I can tell you I felt pretty smug as we rolled into reception to get booked in.
They didn’t have our reservations and they were fully booked. Wearily, the plump girl at the desk rang the Other Travelodge at Ball Road, which I had never heard of. Oh, fancy that. The Other Travelodge had our reservations, in the name of Sinney, but never mind.I had specified one Travelodge, I got a different one.
Oh it’s only half an hour’s walk away,said the weary plump girl. So we walked a bit and then took a taxi.
The taxi went north on Harbor Boulevard, left on Ball Road, crossed a gigantic interstate by motorway bridge twice, and there was the Other Travelodge, tucked in next to a gas station and two random railway cars which looked like they had been some kind of dwelling but were now abandoned.
Now the Other Travelodge was perfectly adequate. The room was like a million other Travelodge rooms, the beds were clean, there was even a pool. But it was a long weary schlep from there to the D23 Convention centre. It was also a long ugly schlep, huge ugly roads stinking of petrol with inconvenient crossings. The crossings were a whole other kind of ugly. They basically seem to be designed to make mere pedestrians feel like insects as they scurry across the road under the psychological lash of the crossing lights.
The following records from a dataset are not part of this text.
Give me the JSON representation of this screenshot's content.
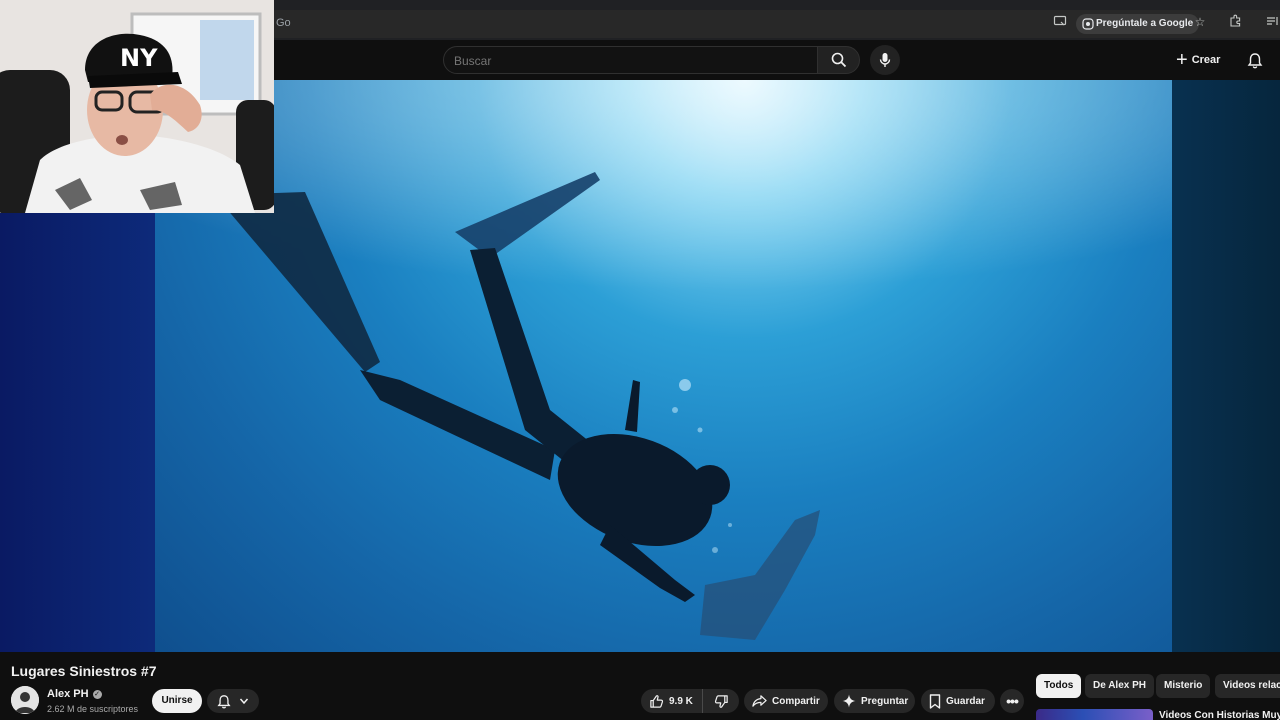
{
  "browser": {
    "address_text": "Go",
    "ask_google_label": "Pregúntale a Google"
  },
  "header": {
    "search_placeholder": "Buscar",
    "create_label": "Crear"
  },
  "video": {
    "title": "Lugares Siniestros #7"
  },
  "channel": {
    "name": "Alex PH",
    "subscribers": "2.62 M de suscriptores",
    "join_label": "Unirse"
  },
  "actions": {
    "likes": "9.9 K",
    "share_label": "Compartir",
    "ask_label": "Preguntar",
    "save_label": "Guardar"
  },
  "chips": [
    {
      "label": "Todos",
      "active": true
    },
    {
      "label": "De Alex PH",
      "active": false
    },
    {
      "label": "Misterio",
      "active": false
    },
    {
      "label": "Videos relac",
      "active": false
    }
  ],
  "recommendation": {
    "title": "Videos Con Historias Muy"
  },
  "icons": {
    "search": "search-icon",
    "mic": "mic-icon",
    "bell": "bell-icon",
    "like": "thumbs-up-icon",
    "dislike": "thumbs-down-icon",
    "share": "share-arrow-icon",
    "ask": "sparkle-icon",
    "save": "bookmark-icon",
    "more": "more-horizontal-icon"
  },
  "colors": {
    "background": "#0f0f0f",
    "pill": "#272727",
    "text": "#f1f1f1",
    "muted": "#aaaaaa"
  }
}
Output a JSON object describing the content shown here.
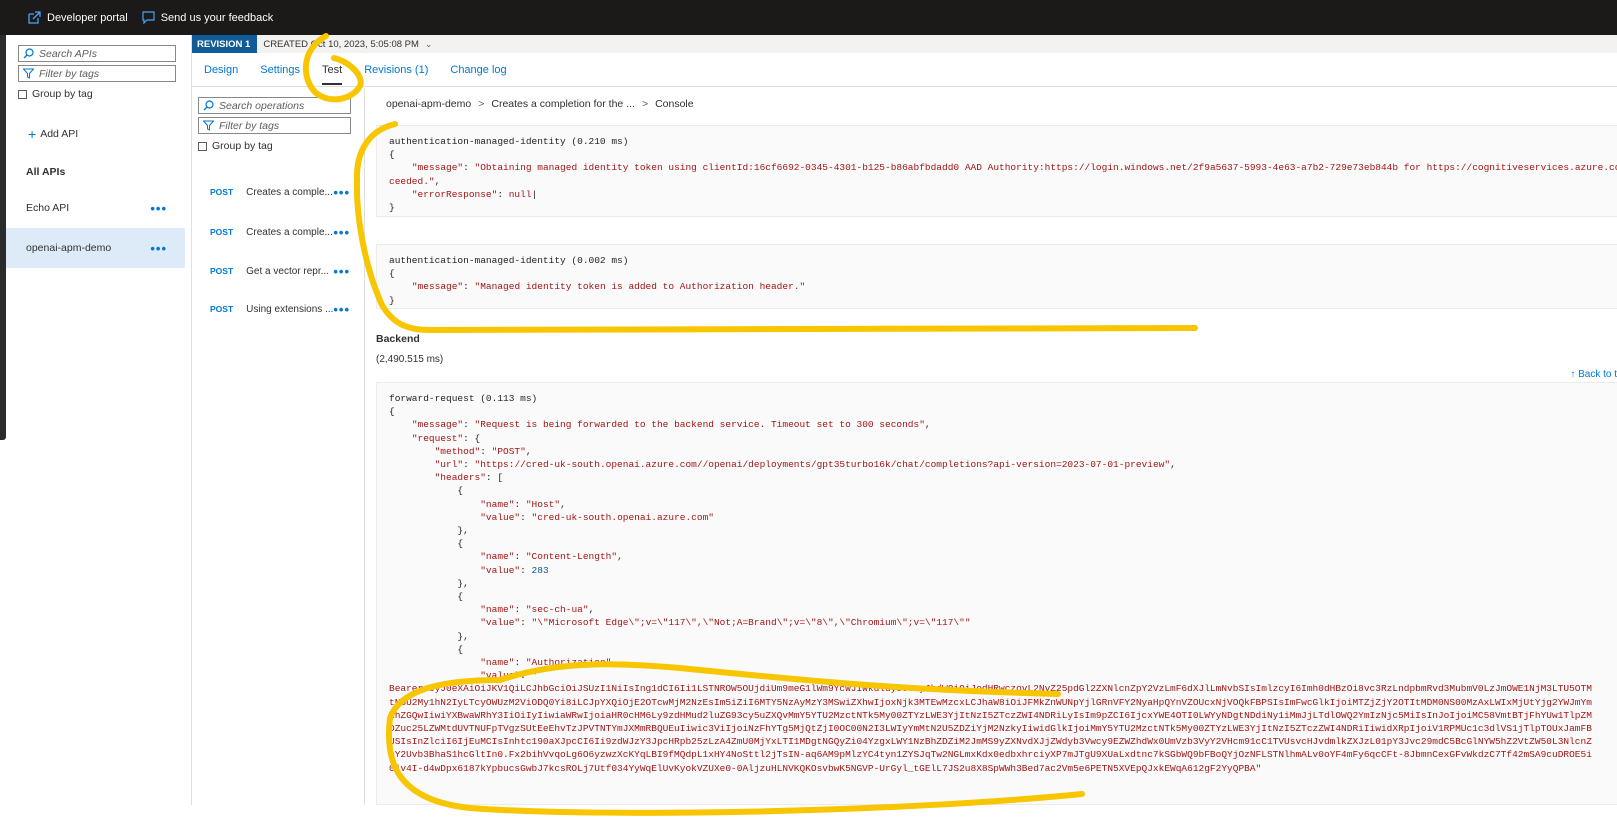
{
  "topbar": {
    "developer_portal": "Developer portal",
    "feedback": "Send us your feedback"
  },
  "api_pane": {
    "search_placeholder": "Search APIs",
    "filter_placeholder": "Filter by tags",
    "group_by_tag": "Group by tag",
    "add_api": "Add API",
    "all_apis": "All APIs",
    "apis": [
      {
        "name": "Echo API"
      },
      {
        "name": "openai-apm-demo"
      }
    ]
  },
  "revision": {
    "badge": "REVISION 1",
    "created": "CREATED Oct 10, 2023, 5:05:08 PM"
  },
  "tabs": [
    "Design",
    "Settings",
    "Test",
    "Revisions (1)",
    "Change log"
  ],
  "ops_pane": {
    "search_placeholder": "Search operations",
    "filter_placeholder": "Filter by tags",
    "group_by_tag": "Group by tag",
    "method": "POST",
    "operations": [
      "Creates a comple...",
      "Creates a comple...",
      "Get a vector repr...",
      "Using extensions ..."
    ]
  },
  "breadcrumb": [
    "openai-apm-demo",
    "Creates a completion for the ...",
    "Console"
  ],
  "console": {
    "trace1_header": "authentication-managed-identity (0.210 ms)",
    "trace1_message_line1": "Obtaining managed identity token using clientId:16cf6692-0345-4301-b125-b86abfbdadd0 AAD Authority:https://login.windows.net/2f9a5637-5993-4e63-a7b2-729e73eb844b for https://cognitiveservices.azure.com audience suc",
    "trace1_message_line2": "ceeded.",
    "trace1_error": "null",
    "trace2_header": "authentication-managed-identity (0.002 ms)",
    "trace2_message": "Managed identity token is added to Authorization header.",
    "backend_label": "Backend",
    "backend_time": "(2,490.515 ms)",
    "back_to_top": "↑ Back to t",
    "forward_header": "forward-request (0.113 ms)",
    "forward_message": "Request is being forwarded to the backend service. Timeout set to 300 seconds",
    "method": "POST",
    "url": "https://cred-uk-south.openai.azure.com//openai/deployments/gpt35turbo16k/chat/completions?api-version=2023-07-01-preview",
    "headers": [
      {
        "name": "Host",
        "value": "cred-uk-south.openai.azure.com"
      },
      {
        "name": "Content-Length",
        "value": "283"
      },
      {
        "name": "sec-ch-ua",
        "value": "\\\"Microsoft Edge\\\";v=\\\"117\\\",\\\"Not;A=Brand\\\";v=\\\"8\\\",\\\"Chromium\\\";v=\\\"117\\\""
      },
      {
        "name": "Authorization"
      }
    ],
    "auth_value_lines": [
      "Bearer eyJ0eXAiOiJKV1QiLCJhbGciOiJSUzI1NiIsIng1dCI6Ii1LSTNROW5OUjdiUm9meG1lWm9YcWJIWkdldyJ9.eyJhdWQiOiJodHRwczovL2NvZ25pdGl2ZXNlcnZpY2VzLmF6dXJlLmNvbSIsImlzcyI6Imh0dHBzOi8vc3RzLndpbmRvd3MubmV0LzJmOWE1NjM3LTU5OTMtNGU2My1hN2IyLTcyOWUzM2ViODQ0Yi8iLCJpYXQiOjE2OTcwMjM2NzEsIm5iZiI6MTY5NzAyMzY3MSwiZXhwIjoxNjk3MTEwMzcxLCJhaW8iOiJFMkZnWUNpYjlGRnVFY2NyaHpQYnVZOUcxNjVOQkFBPSIsImFwcGlkIjoiMTZjZjY2OTItMDM0NS00MzAxLWIxMjUtYjg2YWJmYmRhZGQwIiwiYXBwaWRhY3IiOiIyIiwiaWRwIjoiaHR0cHM6Ly9zdHMud2luZG93cy5uZXQvMmY5YTU2MzctNTk5My00ZTYzLWE3YjItNzI5ZTczZWI4NDRiLyIsIm9pZCI6IjcxYWE4OTI0LWYyNDgtNDdiNy1iMmJjLTdlOWQ2YmIzNjc5MiIsInJoIjoiMC58VmtBTjFhYUw1TlpZMDZuc25LZWMtdUVTNUFpTVgzSUtEeEhvTzJPVTNTYmJXMmRBQUEuIiwic3ViIjoiNzFhYTg5MjQtZjI0OC00N2I3LWIyYmMtN2U5ZDZiYjM2NzkyIiwidGlkIjoiMmY5YTU2MzctNTk5My00ZTYzLWE3YjItNzI5ZTczZWI4NDRiIiwidXRpIjoiV1RPMUc1c3dlVS1jTlpTOUxJamFBUSIsInZlciI6IjEuMCIsInhtc190aXJpcCI6Ii9zdWJzY3JpcHRpb25zLzA4ZmU0MjYxLTI1MDgtNGQyZi04YzgxLWY1NzBhZDZiM2JmMS9yZXNvdXJjZWdyb3Vwcy9EZWZhdWx0UmVzb3VyY2VHcm91cC1TVUsvcHJvdmlkZXJzL01pY3Jvc29mdC5BcGlNYW5hZ2VtZW50L3NlcnZpY2Uvb3BhaS1hcGltIn0.Fx2bihVvqoLg6O6yzwzXcKYqLBI9fMQdpL1xHY4NoSttl2jTsIN-aq6AM9pMlzYC4tyn1ZYSJqTw2NGLmxKdx0edbxhrciyXP7mJTgU9XUaLxdtnc7kSGbWQ9bFBoQYjOzNFLSTNlhmALv0oYF4mFy6qcCFt-8JbmnCexGFvWkdzC7Tf42mSA9cuDROE5i0jv4I-d4wDpx6187kYpbucsGwbJ7kcsROLj7Utf034YyWqElUvKyokVZUXe0-0AljzuHLNVKQKOsvbwK5NGVP-UrGyl_tGElL7JS2u8X8SpWWh3Bed7ac2Vm5e6PETN5XVEpQJxkEWqA612gF2YyQPBA"
    ]
  },
  "colors": {
    "accent": "#0078d4",
    "annotation": "#f7c600",
    "revision_badge": "#0f5c99"
  }
}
They play like this: two crossing signals. One a white light of a person, walking. The other a handshape in red. The white person lasts 4 seconds. The red hand gives you 30 seconds of countdown before the traffic will be permitted to crush you again. You can tell they want to, as well,as they vroom and honk you.
You really know you’re at the bottom of the social pile as a shameful pedestrian. What’s wrong with you? Why don’t you even have a car? Are you poor? Don’t you even have a motorbike? Just two feet? What are you, Mexican or something?
Nearly three miles of gigantic roads, impatient cars, macho trucks and constantly scuttling across inconveniently placed crossing places every morning for three days is enough to understand why Americans would rather give up their house than their car and why so many of them are consequently living in them. Also why they’re so fat, so many of them wearily hauling vast amounts of blubber around with them. They don’t walk because it’s such a nasty and dangerous thing to do. They drive everywhere, including the gym, because there’s no pavement between them and it and they’d die.
Plenty of people have remarked on this. We got our Other Travelodge room probably because of bait and switch – they bait with a cheaper room (not cheap, trust me, not in Anaheim in the summer) and a convenient walk to the convention centre or Disneyland and then switch for a different room much further away on the assumption you’ll have a car and won’t care. They bet you’ll moan and complain but you’ll take it because there isn’t anywhere else – and you do.
Other Travelodge wasn’t all bad. At least we were getting some healthful(ish) exercise walking three miles every morning and night, unlike the human hippos around us.
And we were really close to the Disneyland firework display so we could enjoy it every night at a quarter to ten.


  1. Randolph says:

    “Look ahead as we pass, try and focus on it / I won’t be fooled by a cheap cinematic trick / It must have been just a cardboard cut out of a man / Top-forty cast off from a record stand”—Walkin’ in LA. (Though the song is unfair to LA proper, which has older pedestrian-friendly districts. Orange County, where Anaheim is located, has very few.)

    1. patricia says:

      You are so right. Coming from Europe I find it amazing how hostile to pedestrians the roads are.